A lot of nice men don’t even stand a chance against the emotional manipulation of an unhaaaapy female. Women are so natural at manipulation and dissembling and men are so unsuspecting of the root causes, and hence righteously angry, it is surprising that such things don’t happen more often.
This reminds me of the Aurther Schopenhauer excerpt on women:
(Women) are dependent, not upon strength, but upon craft; and hence their instinctive capacity for cunning, and their ineradicable tendency to say what is not true. For as lions are provided with claws and teeth, and elephants and boars with tusks, bulls with horns, and cuttle fish with its clouds of inky fluid, so Nature has equipped woman, for her defence and protection, with the arts of dissimulation; and all the power which Nature has conferred upon man in the shape of physical strength and reason, has been bestowed upon women in this form.
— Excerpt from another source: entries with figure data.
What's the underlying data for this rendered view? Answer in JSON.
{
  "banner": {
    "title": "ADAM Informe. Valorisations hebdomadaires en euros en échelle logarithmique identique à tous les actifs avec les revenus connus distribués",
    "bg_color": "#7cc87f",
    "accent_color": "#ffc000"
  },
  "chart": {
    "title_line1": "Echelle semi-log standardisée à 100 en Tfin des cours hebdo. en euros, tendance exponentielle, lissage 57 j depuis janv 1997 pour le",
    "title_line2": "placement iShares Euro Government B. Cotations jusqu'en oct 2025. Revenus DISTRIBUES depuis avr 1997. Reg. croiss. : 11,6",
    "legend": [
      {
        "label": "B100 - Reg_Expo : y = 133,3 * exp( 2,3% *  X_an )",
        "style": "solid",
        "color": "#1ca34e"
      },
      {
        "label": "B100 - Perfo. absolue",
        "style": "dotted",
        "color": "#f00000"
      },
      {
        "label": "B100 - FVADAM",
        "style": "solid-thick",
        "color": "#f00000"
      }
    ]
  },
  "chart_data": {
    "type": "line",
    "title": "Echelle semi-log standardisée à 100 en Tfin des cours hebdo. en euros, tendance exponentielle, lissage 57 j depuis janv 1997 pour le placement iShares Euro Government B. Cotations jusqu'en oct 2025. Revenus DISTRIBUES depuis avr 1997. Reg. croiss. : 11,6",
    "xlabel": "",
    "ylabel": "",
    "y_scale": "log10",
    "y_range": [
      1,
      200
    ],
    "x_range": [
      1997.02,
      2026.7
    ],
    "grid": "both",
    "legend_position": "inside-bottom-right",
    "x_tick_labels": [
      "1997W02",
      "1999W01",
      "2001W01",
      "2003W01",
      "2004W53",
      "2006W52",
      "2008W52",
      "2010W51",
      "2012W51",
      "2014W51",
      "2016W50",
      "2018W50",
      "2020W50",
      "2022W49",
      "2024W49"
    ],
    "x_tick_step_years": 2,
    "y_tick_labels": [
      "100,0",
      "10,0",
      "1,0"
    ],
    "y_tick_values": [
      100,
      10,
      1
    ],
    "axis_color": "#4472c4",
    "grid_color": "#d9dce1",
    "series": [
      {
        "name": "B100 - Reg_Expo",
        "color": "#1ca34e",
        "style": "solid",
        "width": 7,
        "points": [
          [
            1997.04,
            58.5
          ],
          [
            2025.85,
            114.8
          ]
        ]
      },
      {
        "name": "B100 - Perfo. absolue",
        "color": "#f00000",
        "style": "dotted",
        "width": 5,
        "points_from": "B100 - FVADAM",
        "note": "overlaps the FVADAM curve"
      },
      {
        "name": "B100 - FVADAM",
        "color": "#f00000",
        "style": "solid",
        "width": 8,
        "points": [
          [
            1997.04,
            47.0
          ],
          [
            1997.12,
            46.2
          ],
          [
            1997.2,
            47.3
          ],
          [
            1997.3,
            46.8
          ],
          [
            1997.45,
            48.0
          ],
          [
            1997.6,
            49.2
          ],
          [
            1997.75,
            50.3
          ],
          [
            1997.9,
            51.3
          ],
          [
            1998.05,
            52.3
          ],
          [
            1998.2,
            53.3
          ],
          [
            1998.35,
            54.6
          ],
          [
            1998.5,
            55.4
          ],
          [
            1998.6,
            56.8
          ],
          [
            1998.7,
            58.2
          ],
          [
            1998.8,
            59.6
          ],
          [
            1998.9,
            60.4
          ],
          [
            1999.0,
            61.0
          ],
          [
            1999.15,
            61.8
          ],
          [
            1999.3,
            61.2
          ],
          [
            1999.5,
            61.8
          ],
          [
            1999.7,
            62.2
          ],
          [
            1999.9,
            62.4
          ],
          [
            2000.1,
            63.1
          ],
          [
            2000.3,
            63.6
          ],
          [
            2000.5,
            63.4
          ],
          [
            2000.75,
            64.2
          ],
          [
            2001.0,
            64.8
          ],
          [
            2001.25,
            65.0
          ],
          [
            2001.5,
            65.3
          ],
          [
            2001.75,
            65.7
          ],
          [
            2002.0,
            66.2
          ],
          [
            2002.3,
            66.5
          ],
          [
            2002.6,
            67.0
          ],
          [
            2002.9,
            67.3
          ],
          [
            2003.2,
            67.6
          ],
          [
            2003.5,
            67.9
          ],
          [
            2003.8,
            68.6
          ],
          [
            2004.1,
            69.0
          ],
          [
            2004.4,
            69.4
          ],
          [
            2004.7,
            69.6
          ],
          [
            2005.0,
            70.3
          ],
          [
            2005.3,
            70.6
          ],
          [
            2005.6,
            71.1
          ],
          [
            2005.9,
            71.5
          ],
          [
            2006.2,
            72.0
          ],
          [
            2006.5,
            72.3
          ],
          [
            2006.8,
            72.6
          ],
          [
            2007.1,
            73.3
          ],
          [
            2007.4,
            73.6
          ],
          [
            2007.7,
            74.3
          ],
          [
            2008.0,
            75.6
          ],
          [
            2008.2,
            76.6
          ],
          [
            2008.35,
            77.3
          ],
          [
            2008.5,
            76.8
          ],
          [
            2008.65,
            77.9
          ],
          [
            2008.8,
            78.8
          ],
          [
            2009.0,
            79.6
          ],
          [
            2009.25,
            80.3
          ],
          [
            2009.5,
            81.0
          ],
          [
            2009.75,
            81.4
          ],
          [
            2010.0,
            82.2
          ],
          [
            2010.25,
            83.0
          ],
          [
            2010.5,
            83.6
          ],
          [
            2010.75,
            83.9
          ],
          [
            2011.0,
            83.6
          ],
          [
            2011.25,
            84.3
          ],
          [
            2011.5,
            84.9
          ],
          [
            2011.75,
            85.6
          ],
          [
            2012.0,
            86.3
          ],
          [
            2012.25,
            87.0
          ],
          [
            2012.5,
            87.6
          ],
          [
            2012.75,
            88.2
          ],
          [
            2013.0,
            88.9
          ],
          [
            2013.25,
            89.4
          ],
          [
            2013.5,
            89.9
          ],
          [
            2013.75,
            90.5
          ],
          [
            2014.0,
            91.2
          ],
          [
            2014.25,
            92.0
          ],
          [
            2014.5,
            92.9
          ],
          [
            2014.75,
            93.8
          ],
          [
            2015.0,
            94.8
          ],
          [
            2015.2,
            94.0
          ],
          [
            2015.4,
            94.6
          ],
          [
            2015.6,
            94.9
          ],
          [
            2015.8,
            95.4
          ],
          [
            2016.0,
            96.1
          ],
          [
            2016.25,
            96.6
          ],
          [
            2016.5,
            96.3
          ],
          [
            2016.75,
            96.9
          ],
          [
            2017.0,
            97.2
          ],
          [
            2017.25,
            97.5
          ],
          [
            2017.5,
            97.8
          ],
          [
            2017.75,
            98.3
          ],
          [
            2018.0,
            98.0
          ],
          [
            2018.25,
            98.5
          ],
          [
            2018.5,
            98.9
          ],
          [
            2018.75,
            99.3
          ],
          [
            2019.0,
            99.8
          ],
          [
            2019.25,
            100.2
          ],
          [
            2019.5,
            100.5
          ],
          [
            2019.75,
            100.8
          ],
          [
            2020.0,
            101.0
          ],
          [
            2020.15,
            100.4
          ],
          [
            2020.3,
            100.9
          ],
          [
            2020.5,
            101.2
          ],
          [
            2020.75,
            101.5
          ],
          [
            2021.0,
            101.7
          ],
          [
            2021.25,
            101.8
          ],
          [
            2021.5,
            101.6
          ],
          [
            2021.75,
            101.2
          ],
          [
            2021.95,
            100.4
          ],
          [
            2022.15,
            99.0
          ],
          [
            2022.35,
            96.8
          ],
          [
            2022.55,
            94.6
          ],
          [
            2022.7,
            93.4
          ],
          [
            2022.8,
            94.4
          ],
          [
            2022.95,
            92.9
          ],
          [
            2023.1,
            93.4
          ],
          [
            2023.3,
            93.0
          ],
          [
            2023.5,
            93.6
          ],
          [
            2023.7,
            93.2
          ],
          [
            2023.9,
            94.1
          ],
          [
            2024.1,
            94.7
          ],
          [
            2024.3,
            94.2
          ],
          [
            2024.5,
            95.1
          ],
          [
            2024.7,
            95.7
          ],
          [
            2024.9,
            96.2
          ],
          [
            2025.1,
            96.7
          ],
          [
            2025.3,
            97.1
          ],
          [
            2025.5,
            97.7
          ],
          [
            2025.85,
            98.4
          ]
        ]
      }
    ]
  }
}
Hence, dissimulation is innate in woman, and almost as much a quality of the stupid as of the clever. It is as natural for them to make use of it on every occasion as it is for those animals to employ their means of defence when they are attacked; they have a feeling that in doing so they are only within their rights. Therefore a woman who is perfectly truthful and not given to dissimulation is perhaps an impossibility, and for this very reason they are so quick at seeing through dissimulation in others that it is not a wise thing to attempt it with them. But this fundamental defect which I have stated, with all that it entails, gives rise to falsity, faithlessness, treachery, ingratitude, and so on.